Apport en nature en SARL ou SAS : mode d’emploi
L’apport en nature, au même titre que l’apport en numéraire ou en industrie, peut être réalisé à deux moments : soit à la constitution d’une société soit à l’occasion d’une augmentation de son capital social. Concrètement, l’apport en nature consiste à transférer un bien du patrimoine de l’associé de SARL ou de l’actionnaire de SAS vers le patrimoine de la société. En SARL et SAS, cet apport répond à une procédure précise avec notamment son évaluation par un commissaire aux apports. On détaille pour vous toutes les étapes !
L’apport en nature, qu’est-ce que c’est ?

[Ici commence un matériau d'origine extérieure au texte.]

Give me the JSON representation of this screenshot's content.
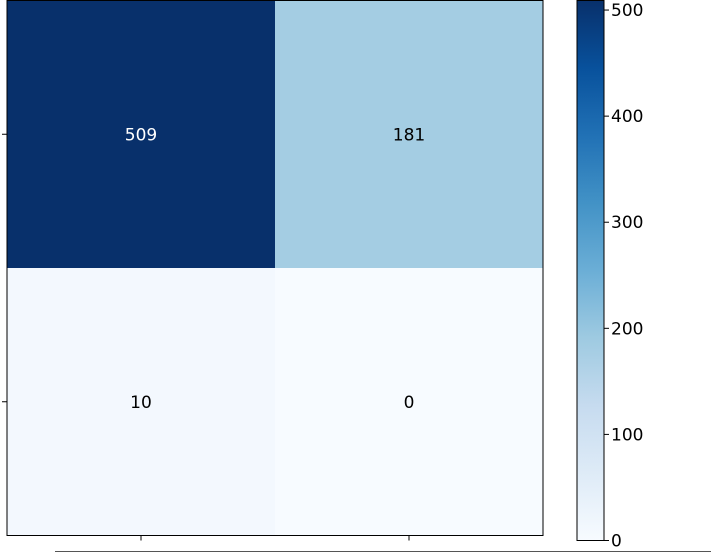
{
  "chart_data": {
    "type": "heatmap",
    "title": "",
    "xlabel": "",
    "ylabel": "",
    "matrix": [
      [
        509,
        181
      ],
      [
        10,
        0
      ]
    ],
    "cell_labels": [
      [
        "509",
        "181"
      ],
      [
        "10",
        "0"
      ]
    ],
    "colormap": "Blues",
    "colorbar": {
      "min": 0,
      "max": 509,
      "ticks": [
        0,
        100,
        200,
        300,
        400,
        500
      ],
      "tick_labels": [
        "0",
        "100",
        "200",
        "300",
        "400",
        "500"
      ]
    }
  },
  "colors": {
    "dark": "#08306b",
    "light": "#f7fbff",
    "text_on_dark": "#ffffff",
    "text_on_light": "#000000"
  }
}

L’apport en nature dans une entreprise : définition
Pour constituer le capital social d'une société lors de sa création, les futurs associés en SARL ou actionnaires en SAS peuvent apporter :
une somme d’argent, appelée apport en numéraire
la propriété ou l’usage d’un de leurs biens personnels, appelé apport en nature
Les associés peuvent aussi apporter une compétence ou un savoir-faire particulier (apport en industrie), mais cela ne peut pas être comptabilisé dans le capital social de l’entreprise.
Une société peut avoir un capital social composé uniquement d’apports en nature.
Si un apport en nature s’opère souvent à la constitution de la société, il peut aussi s’effectuer lors d’une augmentation du capital au cours de la vie de la société. L’apport vient alors d’un associé / actionnaire actuel de l’entreprise ou d’un investisseur extérieur.
En contrepartie de son apport, l’apporteur (associé ou actionnaire déjà existant ou nouveau) reçoit alors des titres sociaux de l’entreprise : on parle de parts sociales en SARL et d’actions en SAS. Le nombre parts est proportionnel au montant de l’apport.
En EURL/SARL et SASU/SAS, la responsabilité d’un associé est limitée au montant de son apport : il participe aux dettes de l’entreprise à hauteur de la valeur des apports qu’il a effectués. Ses biens personnels ne seront pas saisis (sauf cas particulier). Par ailleurs, la part des bénéfices qui lui sont distribués en fin d’exercice est proportionnelle à la valeur de son apport par rapport au reste du capital social.
Un apport en nature peut être :
Matériel, comme un bien meuble (une machine, un stock de marchandises) ou un bien immeuble (un appartement, un garage)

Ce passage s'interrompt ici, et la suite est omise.